November 13, 2025
Executive Summary
A newly surfaced U.S. Department of State (DOS) cable instructs consular officers to adopt a broadened health-based lens when evaluating whether visa applicants may become a “public charge” under INA § 212(a)(4). The guidance expands beyond traditional communicable disease or institutionalization concerns to include common chronic conditions—including obesity—as potential indicators of financial risk. The cable’s lifetime-cost framing and emphasis on financial self-sufficiency may lead to more document requests and heightened scrutiny for immigrant visa applicants, with more limited—but still notable—effects on certain nonimmigrant cases.
Background
Historically, the health component of public charge analysis has focused on communicable diseases, substance-related inadmissibility, or conditions that might lead to long-term institutionalization at government expense.

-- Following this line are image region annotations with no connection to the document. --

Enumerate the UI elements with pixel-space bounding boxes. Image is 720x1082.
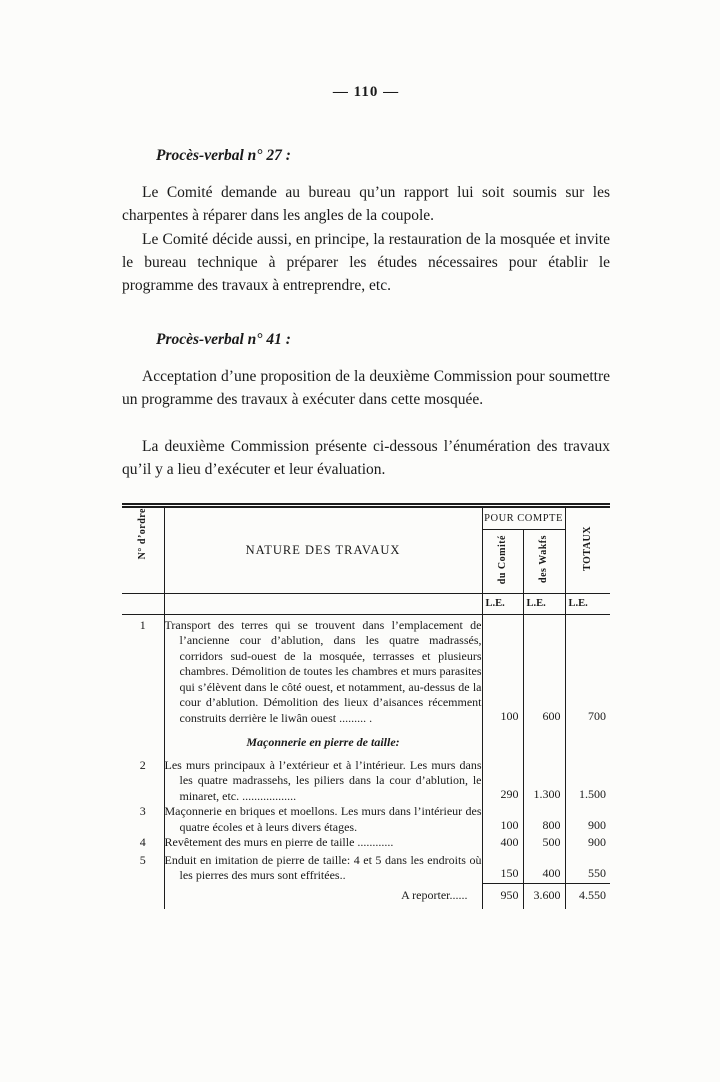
row-description: Maçonnerie en briques et moellons. Les murs dans l’intérieur des quatre écoles et à leurs divers étages.	[164, 804, 482, 834]
amount-total: 700	[588, 708, 607, 723]
table-row	[122, 614, 610, 726]
reporter-label: A reporter......	[164, 884, 482, 909]
row-number: 4	[122, 835, 164, 853]
amount-wakfs: 800	[523, 804, 565, 835]
table-subheading-row	[122, 726, 610, 758]
amount-comite: 100	[482, 614, 523, 726]
row-number: 2	[122, 758, 164, 805]
amount-total: 900	[588, 817, 607, 832]
amount-comite: 290	[482, 758, 523, 805]
paragraph: Le Comité demande au bureau qu’un rapport lui soit soumis sur les charpentes à réparer dans les angles de la coupole.	[122, 184, 610, 224]
amount-wakfs: 1.300	[523, 758, 565, 805]
column-header-totaux: TOTAUX	[582, 525, 594, 571]
page-number: — 110 —	[332, 84, 400, 100]
amount-comite: 400	[482, 835, 523, 853]
row-description: Les murs principaux à l’extérieur et à l’intérieur. Les murs dans les quatre madrassehs, les piliers dans la cour d’ablution, le minaret, etc. ..................	[164, 757, 482, 803]
amount-total: 1.500	[579, 786, 607, 801]
paragraph: Le Comité décide aussi, en principe, la restauration de la mosquée et invite le bureau technique à préparer les études nécessaires pour établir le programme des travaux à entreprendre, etc.	[122, 231, 610, 294]
table-subheading: Maçonnerie en pierre de taille:	[246, 735, 400, 749]
column-header-wakfs: des Wakfs	[538, 535, 550, 584]
column-header-order: N° d’ordre	[137, 508, 148, 560]
reporter-amount-wakfs: 3.600	[523, 884, 565, 909]
section-heading-pv27: Procès-verbal n° 27 :	[156, 147, 291, 164]
reporter-amount-total: 4.550	[565, 884, 610, 909]
page-content	[122, 84, 610, 909]
row-number: 5	[122, 853, 164, 884]
amount-wakfs: 400	[523, 853, 565, 884]
paragraph: Acceptation d’une proposition de la deuxième Commission pour soumettre un programme des travaux à exécuter dans cette mosquée.	[122, 368, 610, 408]
currency-label: L.E.	[568, 598, 588, 609]
reporter-row	[122, 884, 610, 909]
amount-comite: 150	[482, 853, 523, 884]
row-description: Revêtement des murs en pierre de taille ............	[164, 835, 394, 849]
amount-total: 900	[588, 835, 607, 849]
row-description: Transport des terres qui se trouvent dans l’emplacement de l’ancienne cour d’ablution, dans les quatre madrassés, corridors sud-ouest de la mosquée, terrasses et plusieurs chambres. Démolition de toutes les chambres et murs parasites qui s’élèvent dans le côté ouest, et notamment, au-dessus de la cour d’ablution. Démolition des lieux d’aisances récemment construits derrière le liwân ouest ......... .	[164, 617, 482, 725]
amount-total: 550	[588, 865, 607, 880]
currency-label: L.E.	[482, 594, 523, 615]
table-row	[122, 853, 610, 884]
reporter-amount-comite: 950	[482, 884, 523, 909]
section-heading-pv41: Procès-verbal n° 41 :	[156, 331, 291, 348]
currency-label: L.E.	[523, 594, 565, 615]
amount-comite: 100	[482, 804, 523, 835]
table-row	[122, 804, 610, 835]
column-header-comite: du Comité	[496, 534, 508, 584]
paragraph: La deuxième Commission présente ci-dessous l’énumération des travaux qu’il y a lieu d’exécuter et leur évaluation.	[122, 438, 610, 478]
currency-row	[122, 594, 610, 615]
table-header-row	[122, 506, 610, 530]
table-row	[122, 758, 610, 805]
column-header-nature: NATURE DES TRAVAUX	[164, 506, 482, 594]
column-header-pour-compte: POUR COMPTE	[482, 506, 565, 530]
amount-wakfs: 600	[523, 614, 565, 726]
table-row	[122, 835, 610, 853]
works-table	[122, 503, 610, 909]
row-description: Enduit en imitation de pierre de taille: 4 et 5 dans les endroits où les pierres des murs sont effritées..	[164, 852, 482, 882]
row-number: 1	[122, 614, 164, 726]
row-number: 3	[122, 804, 164, 835]
amount-wakfs: 500	[523, 835, 565, 853]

The DOS cable marks a shift from this traditional approach. It instructs consular officers to consider a wide range of chronic, non-communicable medical conditions and their potential long-term treatment costs when assessing whether an applicant is likely to become a public charge. Applicants are expected to demonstrate how they will afford necessary care over their anticipated lifespan in the United States.
What the Cable Requires
- Broader list of conditions: Officers are directed to evaluate cardiovascular, respiratory, metabolic, neurological, mental health, and oncological conditions, as well as obesity, as potential cost drivers in the public charge analysis.
- Lifetime cost review: Officers must consider whether the applicant has adequate financial resources or insurance coverage to address potential care “over the expected period of stay,” including post-retirement years.

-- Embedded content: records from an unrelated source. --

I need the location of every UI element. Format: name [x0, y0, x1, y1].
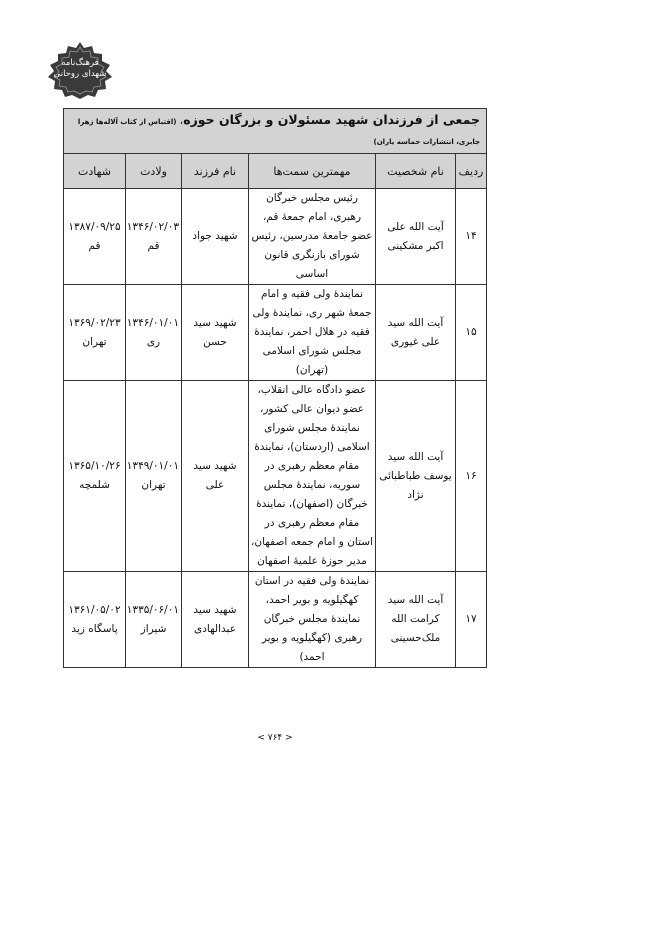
positions-cell: رئیس مجلس خبرگان رهبری، امام جمعهٔ قم، عضو جامعهٔ مدرسین، رئیس شورای بازنگری قانون اساسی [249, 189, 376, 285]
logo-line-2: شهدای روحانی [53, 69, 107, 79]
header-child: نام فرزند [182, 154, 249, 189]
table-title-row [64, 109, 487, 154]
martyrdom-cell: ۱۳۶۹/۰۲/۲۳ تهران [64, 285, 126, 381]
person-cell: آیت الله سید علی غیوری [376, 285, 456, 381]
birth-cell: ۱۳۴۶/۰۲/۰۳ قم [126, 189, 182, 285]
person-cell: آیت الله سید یوسف طباطبائی نژاد [376, 381, 456, 572]
birth-cell: ۱۳۴۹/۰۱/۰۱ تهران [126, 381, 182, 572]
birth-cell: ۱۳۴۶/۰۱/۰۱ ری [126, 285, 182, 381]
martyrs-table [63, 108, 487, 668]
child-cell: شهید سید حسن [182, 285, 249, 381]
row-number-cell: ۱۷ [456, 572, 487, 668]
table-row [64, 285, 487, 381]
table-row [64, 572, 487, 668]
martyrs-table-wrapper [63, 108, 486, 668]
header-birth: ولادت [126, 154, 182, 189]
martyrdom-cell: ۱۳۸۷/۰۹/۲۵ قم [64, 189, 126, 285]
positions-cell: نمایندهٔ ولی فقیه در استان کهگیلویه و بویر احمد، نمایندهٔ مجلس خبرگان رهبری (کهگیلویه و بویر احمد) [249, 572, 376, 668]
table-row [64, 189, 487, 285]
positions-cell: نمایندهٔ ولی فقیه و امام جمعهٔ شهر ری، نمایندهٔ ولی فقیه در هلال احمر، نمایندهٔ مجلس شورای اسلامی (تهران) [249, 285, 376, 381]
table-source: (اقتباس از کتاب آلاله‌ها زهرا جابری، انتشارات حماسه یاران) [77, 118, 480, 146]
birth-cell: ۱۳۳۵/۰۶/۰۱ شیراز [126, 572, 182, 668]
martyrdom-cell: ۱۳۶۱/۰۵/۰۲ پاسگاه زید [64, 572, 126, 668]
martyrdom-cell: ۱۳۶۵/۱۰/۲۶ شلمچه [64, 381, 126, 572]
child-cell: شهید سید عبدالهادی [182, 572, 249, 668]
table-header-row [64, 154, 487, 189]
table-title: جمعی از فرزندان شهید مسئولان و بزرگان حوزه [183, 112, 480, 127]
row-number-cell: ۱۶ [456, 381, 487, 572]
site-logo [44, 40, 116, 100]
table-row [64, 381, 487, 572]
child-cell: شهید جواد [182, 189, 249, 285]
table-title-cell: جمعی از فرزندان شهید مسئولان و بزرگان حوزه، (اقتباس از کتاب آلاله‌ها زهرا جابری، انتشارات حماسه یاران) [64, 109, 487, 154]
header-martyrdom: شهادت [64, 154, 126, 189]
header-row-number: ردیف [456, 154, 487, 189]
row-number-cell: ۱۴ [456, 189, 487, 285]
person-cell: آیت الله علی اکبر مشکینی [376, 189, 456, 285]
logo-line-1: فرهنگ‌نامه [61, 58, 99, 68]
page-number: < ۷۶۴ > [257, 733, 293, 743]
person-cell: آیت الله سید کرامت الله ملک‌حسینی [376, 572, 456, 668]
child-cell: شهید سید علی [182, 381, 249, 572]
positions-cell: عضو دادگاه عالی انقلاب، عضو دیوان عالی کشور، نمایندهٔ مجلس شورای اسلامی (اردستان)، نمایندهٔ مقام معظم رهبری در سوریه، نمایندهٔ مجلس خبرگان (اصفهان)، نمایندهٔ مقام معظم رهبری در استان و امام جمعه اصفهان، مدیر حوزهٔ علمیهٔ اصفهان [249, 381, 376, 572]
row-number-cell: ۱۵ [456, 285, 487, 381]
header-positions: مهمترین سمت‌ها [249, 154, 376, 189]
header-person: نام شخصیت [376, 154, 456, 189]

- Applicant bears full burden: Applicants must affirmatively demonstrate financial stability and may be asked to provide evidence of health insurance, savings, or assets.
- Applies to IVs and NIVs: While the guidance applies across visa categories, immigrant visa applicants—who undergo mandatory medical exams—are likely to be most affected.
What It Means for Employers & Applicants
Applicants (Immigrant Visas)
Applicants with chronic medical conditions should anticipate:
- Increased scrutiny of medical exam results, including Class B conditions;
- Requests for proof of health insurance or ability to self-finance treatment;
- Documentation regarding long-term financial planning.
Employers
Employers sponsoring foreign national employees may experience:
- Requests for additional financial or insurance-related documentation;
- Longer case-processing timelines;
- Need for closer coordination with HR, benefits, and immigration counsel.
Nonimmigrant Visa Applicants
Although the cable applies to most NIV categories, practical impact is expected to be limited. Because NIV applicants typically do not undergo medical exams, public charge analysis will arise primarily when significant medical conditions are already known or visible.
G&A’s Take
The cable represents a meaningful operational shift for consular posts. By identifying common chronic medical conditions—and adopting a lifetime financial self-sufficiency standard—the State Department expands consular discretion in public charge determinations. Employers and applicants should prepare for increased documentation requests and potential delays in certain immigrant visa cases.
Goel & Anderson is monitoring DOS and DHS activity, including anticipated updates to the Foreign Affairs Manual (FAM) and related regulatory developments. Additional updates will follow as more information becomes available.
Disclaimer
This publication is for informational purposes only and does not constitute legal advice. Reading this alert does not create an attorney-client relationship between you and Goel & Anderson, LLC. You should consult qualified immigration counsel before acting on any information described herein.